C'est dans ces conditions qu'est intervenu le jugement dont appel qui a débouté la société PACIFICA de toutes ses demandes et dit n'y avoir lieu à statuer par suite sur les appels en garantie.

La Cour constate à titre liminaire que la MAAF ne conteste pas le jugement en ce qu'il a rejeté le moyen d'irrecevabilité soulevé en première instance et que le Tribunal a analysé en une défense au fond.

Sur la garantie de la MAAF :

Au titre de la police responsabilité décennale:

La société PACIFICA fait grief au Tribunal d'avoir exclu la garantie décennale de la MAAF aux motifs que PACIFICA n'établissait pas la volonté expresse des signataires du marché confié à CHRIS ELEC de déroger à la procédure de réception instituée au contrat et que n'était pas démontrée la volonté non équivoque du maître de l'ouvrage, la société BIG BROTHERS COMPANY, de recevoir les travaux alors que l'aménagement contractuel des modalités de réception n'interdisait pas au maître de l'ouvrage de procéder à une réception tacite pourvu que soit établie sa volonté non équivoque de recevoir les ouvrages qui résulte en l'espèce de la prise de possession de l'immeuble, de son exploitation et du règlement quasi intégral du marché, le non paiement du solde des travaux étant motivé par la procédure de liquidation judiciaire dont avait fait l'objet la société CHRIS ELEC le 8 Septembre 2002.
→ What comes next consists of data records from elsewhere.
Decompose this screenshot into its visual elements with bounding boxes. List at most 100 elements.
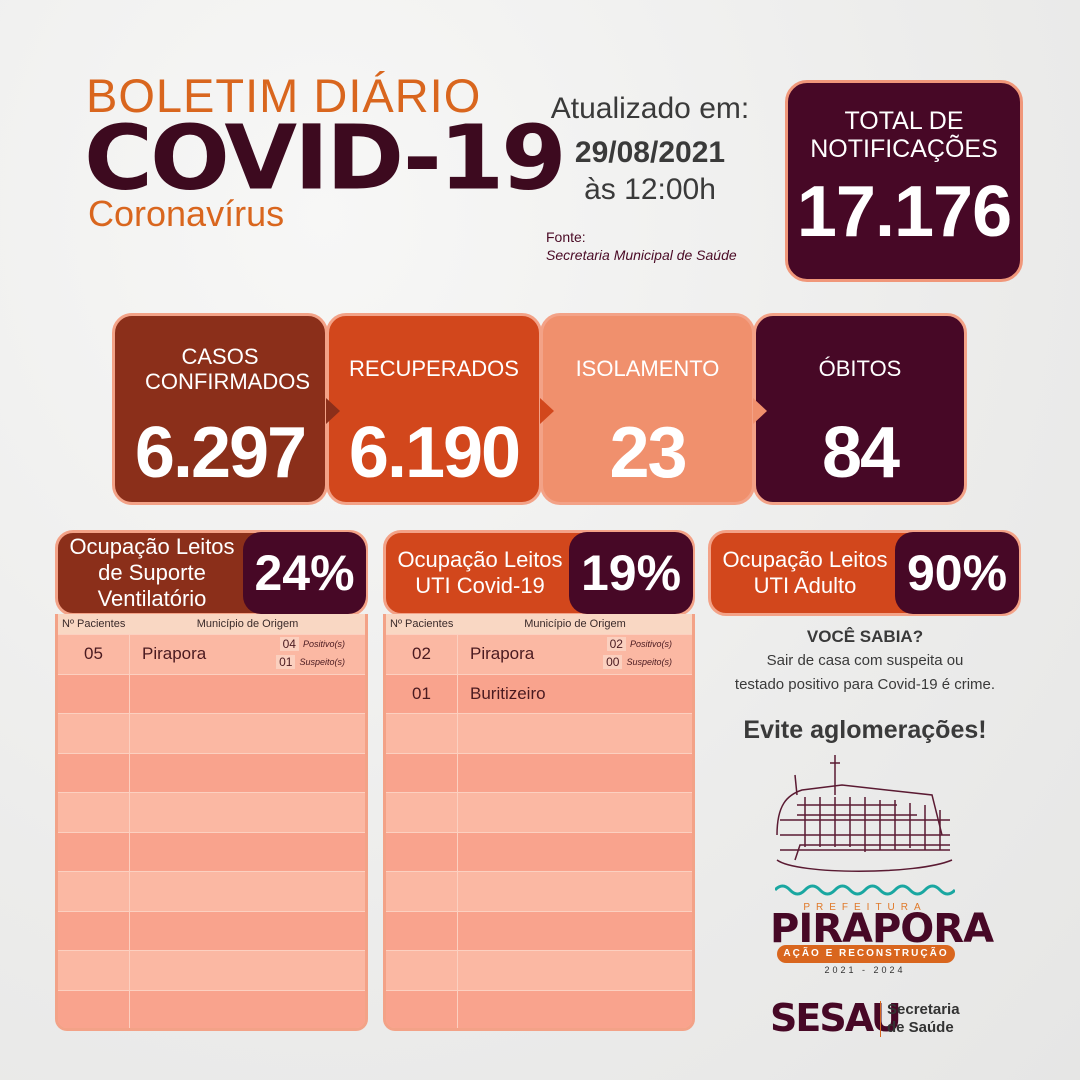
city-name: Pirapora — [142, 644, 207, 663]
table-row: 01 Buritizeiro — [386, 673, 692, 714]
steamboat-logo-icon — [776, 755, 953, 872]
cell-patients — [58, 714, 130, 753]
table-row — [386, 831, 692, 871]
suspect-count: 01 Suspeito(s) — [276, 655, 345, 669]
cell-patients — [58, 872, 130, 911]
cell-city: Pirapora 02 Positivo(s) 00 Suspeito(s) — [458, 635, 692, 674]
slogan: Evite aglomerações! — [743, 716, 987, 744]
updated-time: às 12:00h — [584, 173, 716, 206]
card-value: 6.297 — [134, 413, 307, 493]
suspect-label: Suspeito(s) — [299, 657, 345, 667]
card-recovered: RECUPERADOS 6.190 — [326, 313, 542, 505]
cell-city — [458, 912, 692, 951]
cell-city — [458, 754, 692, 793]
positive-count: 04 Positivo(s) — [279, 637, 345, 651]
table-row — [386, 950, 692, 990]
table-row — [386, 871, 692, 911]
cell-patients — [58, 951, 130, 990]
occupancy-percent: 90% — [895, 532, 1019, 614]
card-value: 84 — [821, 413, 900, 493]
cell-city — [130, 675, 365, 714]
info-text-1: Sair de casa com suspeita ou — [766, 652, 964, 669]
updated-label: Atualizado em: — [550, 92, 750, 125]
occupancy-uti-adult: Ocupação Leitos UTI Adulto 90% — [708, 530, 1021, 616]
card-label: ISOLAMENTO — [575, 356, 720, 381]
positive-label: Positivo(s) — [629, 639, 672, 649]
title-covid: COVID-19 — [84, 106, 567, 211]
table-row — [386, 792, 692, 832]
total-value: 17.176 — [796, 172, 1012, 252]
table-row — [58, 950, 365, 990]
suspect-count: 00 Suspeito(s) — [603, 655, 672, 669]
occupancy-percent: 24% — [243, 532, 366, 614]
table-header: Nº Pacientes Município de Origem — [386, 614, 692, 634]
wave-icon — [775, 884, 955, 896]
arrow-icon — [540, 398, 554, 424]
sesau-text: Secretaria de Saúde — [887, 1001, 960, 1037]
positive-label: Positivo(s) — [302, 639, 345, 649]
cell-patients — [386, 990, 458, 1028]
suspect-value: 00 — [603, 655, 623, 669]
title-coronavirus: Coronavírus — [88, 193, 285, 234]
header-city: Município de Origem — [524, 618, 626, 630]
card-value: 6.190 — [348, 413, 521, 493]
updated-date: 29/08/2021 — [574, 136, 726, 169]
cell-city: Buritizeiro — [458, 675, 692, 714]
cell-patients — [386, 832, 458, 871]
cell-patients: 02 — [386, 635, 458, 674]
occupancy-ventilatory: Ocupação Leitos de Suporte Ventilatório … — [55, 530, 368, 616]
table-row — [386, 989, 692, 1029]
occupancy-label: Ocupação Leitos de Suporte Ventilatório — [69, 534, 235, 611]
sesau-divider — [880, 1001, 881, 1037]
occupancy-percent: 19% — [569, 532, 693, 614]
city-name: Pirapora — [470, 644, 535, 663]
cell-patients — [386, 714, 458, 753]
cell-city — [458, 714, 692, 753]
suspect-label: Suspeito(s) — [626, 657, 672, 667]
cell-patients — [386, 872, 458, 911]
cell-patients — [58, 753, 130, 792]
table-row — [58, 831, 365, 872]
cell-patients — [386, 951, 458, 990]
table-row — [386, 713, 692, 753]
card-label: CASOS CONFIRMADOS — [145, 344, 310, 394]
cell-city — [130, 793, 365, 832]
cell-patients — [386, 911, 458, 950]
positive-value: 02 — [606, 637, 626, 651]
card-isolation: ISOLAMENTO 23 — [540, 313, 755, 505]
occupancy-uti-covid: Ocupação Leitos UTI Covid-19 19% — [383, 530, 695, 616]
card-confirmed: CASOS CONFIRMADOS 6.297 — [112, 313, 328, 505]
table-header: Nº Pacientes Município de Origem — [58, 614, 365, 634]
table-row — [58, 673, 365, 714]
source-name: Secretaria Municipal de Saúde — [546, 247, 737, 263]
cell-city — [130, 872, 365, 911]
cell-patients: 05 — [58, 635, 130, 674]
table-row — [386, 910, 692, 951]
cell-city — [458, 793, 692, 832]
cell-city — [130, 754, 365, 793]
cell-city — [458, 991, 692, 1029]
patients-table-ventilatory: Nº Pacientes Município de Origem 05 Pirapor… — [55, 614, 368, 1031]
sesau-line-2: de Saúde — [887, 1019, 954, 1036]
cell-city — [130, 833, 365, 872]
cell-patients — [58, 674, 130, 713]
info-title: VOCÊ SABIA? — [806, 627, 924, 646]
positive-value: 04 — [279, 637, 299, 651]
table-row — [386, 752, 692, 793]
table-row: 02 Pirapora 02 Positivo(s) 00 Suspeito(s) — [386, 634, 692, 674]
header-patients: Nº Pacientes — [390, 618, 454, 630]
title-boletim: BOLETIM DIÁRIO — [86, 69, 482, 122]
cell-patients — [386, 753, 458, 792]
logo-years: 2021 - 2024 — [824, 965, 906, 975]
sesau-line-1: Secretaria — [887, 1001, 960, 1018]
logo-city: PIRAPORA — [770, 906, 994, 952]
card-value: 23 — [609, 413, 687, 493]
cell-patients — [386, 793, 458, 832]
positive-count: 02 Positivo(s) — [606, 637, 672, 651]
table-row — [58, 989, 365, 1028]
cell-patients — [58, 911, 130, 950]
cell-city — [130, 912, 365, 951]
arrow-icon — [753, 398, 767, 424]
cell-city — [130, 951, 365, 990]
cell-patients — [58, 793, 130, 832]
La MAAF objecte qu'en présence de dispositions contractuelles prévoyant que la réception ne pourrait se faire que de manière expresse, à l'initiative du maître de l'ouvrage, par l'intermédiaire du maître d'oeuvre, la société BIG BROTHERS COMPANY ne peut se prévaloir d'une réception tacite qui ne saurait au demeurant résulter d'une prise de possession des lieux avant même l'achèvement des travaux d'électricité et leur contrôle et, de surcroît, sans régler le solde du marché de CHRIS ELEC.

La Cour considère que, telle qu'elle est formulée, la clause du contrat prévoyant une réception à l'initiative du maître de l'ouvrage, par l'intermédiaire du maître d'oeuvre, en précisant les délais de levée des réserves et les conséquences juridiques d'une réception, le contrat ne faisait jamais que rappeler les principes posés par l'article 1792-6 du code civil et n'exigeait pas des parties une réception expresse,

la seule particularité étant l'intervention prévue du maître d'oeuvre, dont le contrat ne faisait pas toutefois une condition impérative de sorte que la Cour estime que les parties pouvaient éventuellement s'en affranchir d'un commun accord, en se contentant d'une réception tacite, pourvu que soit établie la volonté non équivoque du maître de l'ouvrage de recevoir les ouvrages litigieux.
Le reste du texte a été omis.